Tobias Holmqvist (born 23 January 1988) is a Swedish former footballer who played as a striker.

==Career==
Holmqvist played for Uppåkra between the ages of 6 and 13, before joining Helsingborg in January 2002. While with Helsingborg he spent loan spells at GAIS and Falkenberg.

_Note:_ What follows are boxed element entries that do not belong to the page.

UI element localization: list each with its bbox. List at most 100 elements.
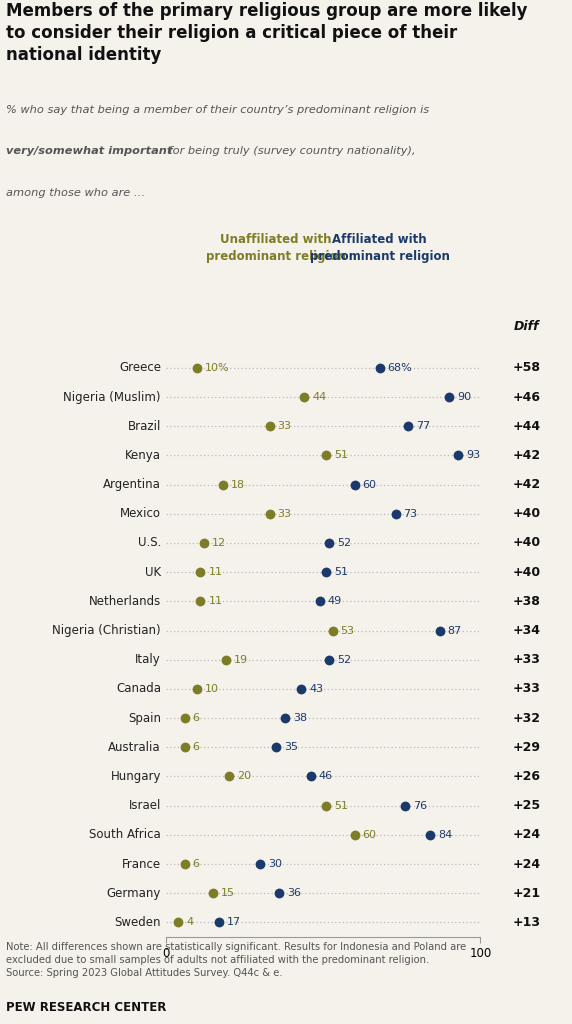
Point bbox=[275, 885, 284, 901]
Point bbox=[272, 739, 281, 756]
Point bbox=[321, 564, 331, 581]
Text: 15: 15 bbox=[221, 888, 235, 898]
Text: 33: 33 bbox=[277, 509, 292, 519]
Point bbox=[306, 768, 315, 784]
Text: +40: +40 bbox=[512, 565, 541, 579]
Text: 10%: 10% bbox=[205, 362, 230, 373]
Text: for being truly (survey country nationality),: for being truly (survey country national… bbox=[165, 146, 416, 156]
Point bbox=[404, 418, 413, 434]
Point bbox=[180, 710, 189, 726]
Text: +58: +58 bbox=[513, 361, 540, 375]
Text: 52: 52 bbox=[337, 538, 351, 548]
Point bbox=[454, 447, 463, 464]
Point bbox=[350, 476, 359, 493]
Text: Unaffiliated with
predominant religion: Unaffiliated with predominant religion bbox=[206, 233, 346, 263]
Text: Affiliated with
predominant religion: Affiliated with predominant religion bbox=[310, 233, 450, 263]
Text: 38: 38 bbox=[293, 713, 307, 723]
Text: Diff: Diff bbox=[514, 321, 539, 333]
Text: Nigeria (Christian): Nigeria (Christian) bbox=[52, 624, 161, 637]
Text: +33: +33 bbox=[513, 682, 540, 695]
Text: Note: All differences shown are statistically significant. Results for Indonesia: Note: All differences shown are statisti… bbox=[6, 942, 466, 978]
Point bbox=[193, 681, 202, 697]
Point bbox=[180, 739, 189, 756]
Text: South Africa: South Africa bbox=[89, 828, 161, 842]
Text: Netherlands: Netherlands bbox=[89, 595, 161, 608]
Point bbox=[325, 651, 334, 668]
Text: +42: +42 bbox=[512, 478, 541, 492]
Text: 18: 18 bbox=[231, 479, 244, 489]
Text: Israel: Israel bbox=[129, 799, 161, 812]
Text: 6: 6 bbox=[193, 742, 200, 753]
Point bbox=[215, 914, 224, 931]
Point bbox=[444, 389, 454, 406]
Text: 87: 87 bbox=[447, 626, 462, 636]
Text: +26: +26 bbox=[513, 770, 540, 783]
Text: Sweden: Sweden bbox=[114, 915, 161, 929]
Text: +29: +29 bbox=[513, 740, 540, 754]
Text: +13: +13 bbox=[513, 915, 540, 929]
Text: +46: +46 bbox=[513, 390, 540, 403]
Point bbox=[375, 359, 384, 376]
Point bbox=[328, 623, 337, 639]
Text: +32: +32 bbox=[513, 712, 540, 725]
Point bbox=[300, 389, 309, 406]
Text: 90: 90 bbox=[457, 392, 471, 402]
Text: Mexico: Mexico bbox=[120, 507, 161, 520]
Text: Spain: Spain bbox=[128, 712, 161, 725]
Text: 11: 11 bbox=[208, 596, 223, 606]
Text: U.S.: U.S. bbox=[137, 537, 161, 550]
Text: UK: UK bbox=[145, 565, 161, 579]
Text: among those who are …: among those who are … bbox=[6, 187, 145, 198]
Text: 53: 53 bbox=[340, 626, 355, 636]
Point bbox=[221, 651, 230, 668]
Point bbox=[196, 593, 205, 609]
Text: 51: 51 bbox=[334, 451, 348, 461]
Text: Australia: Australia bbox=[108, 740, 161, 754]
Text: 77: 77 bbox=[416, 421, 430, 431]
Point bbox=[218, 476, 227, 493]
Text: Kenya: Kenya bbox=[125, 449, 161, 462]
Point bbox=[316, 593, 325, 609]
Text: Canada: Canada bbox=[116, 682, 161, 695]
Text: very/somewhat important: very/somewhat important bbox=[6, 146, 172, 156]
Text: 17: 17 bbox=[227, 918, 241, 928]
Text: +34: +34 bbox=[513, 624, 540, 637]
Text: 35: 35 bbox=[284, 742, 298, 753]
Point bbox=[435, 623, 444, 639]
Text: 30: 30 bbox=[268, 859, 282, 869]
Point bbox=[180, 856, 189, 872]
Text: % who say that being a member of their country’s predominant religion is: % who say that being a member of their c… bbox=[6, 105, 429, 116]
Point bbox=[391, 506, 400, 522]
Text: 36: 36 bbox=[287, 888, 301, 898]
Text: +44: +44 bbox=[512, 420, 541, 433]
Text: 6: 6 bbox=[193, 859, 200, 869]
Point bbox=[256, 856, 265, 872]
Text: PEW RESEARCH CENTER: PEW RESEARCH CENTER bbox=[6, 1001, 166, 1014]
Text: 52: 52 bbox=[337, 654, 351, 665]
Text: 76: 76 bbox=[413, 801, 427, 811]
Text: Italy: Italy bbox=[135, 653, 161, 667]
Text: +40: +40 bbox=[512, 537, 541, 550]
Point bbox=[350, 826, 359, 843]
Point bbox=[321, 798, 331, 814]
Text: +40: +40 bbox=[512, 507, 541, 520]
Text: +38: +38 bbox=[513, 595, 540, 608]
Text: 10: 10 bbox=[205, 684, 219, 694]
Text: +24: +24 bbox=[512, 857, 541, 870]
Text: 6: 6 bbox=[193, 713, 200, 723]
Text: 43: 43 bbox=[309, 684, 323, 694]
Text: Nigeria (Muslim): Nigeria (Muslim) bbox=[63, 390, 161, 403]
Text: +21: +21 bbox=[512, 887, 541, 900]
Text: 4: 4 bbox=[186, 918, 193, 928]
Text: 44: 44 bbox=[312, 392, 327, 402]
Point bbox=[297, 681, 306, 697]
Point bbox=[400, 798, 410, 814]
Text: 60: 60 bbox=[363, 829, 376, 840]
Text: 68%: 68% bbox=[388, 362, 412, 373]
Point bbox=[321, 447, 331, 464]
Text: 20: 20 bbox=[237, 771, 251, 781]
Text: 51: 51 bbox=[334, 801, 348, 811]
Point bbox=[265, 418, 275, 434]
Text: Members of the primary religious group are more likely
to consider their religio: Members of the primary religious group a… bbox=[6, 2, 527, 65]
Text: Argentina: Argentina bbox=[103, 478, 161, 492]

GAIS had wanted to sign Holmqvist on a permanent contract, but he elected to remain at Helsingborg as it was his boyhood club. He dropped down a division to sign for Hammarby in 2010 on the advice of his agent, in order to make more first-team appearances, taking a pay cut in the process. The next season, he dropped down a division again to sign for Lund, motivated in part due to homesickness. In 2012, he did not have a club, and instead worked at Team Sportia, a sports shop in Helsingborg. In 2015, he was playing for Högaborg in the Swedish fourth division.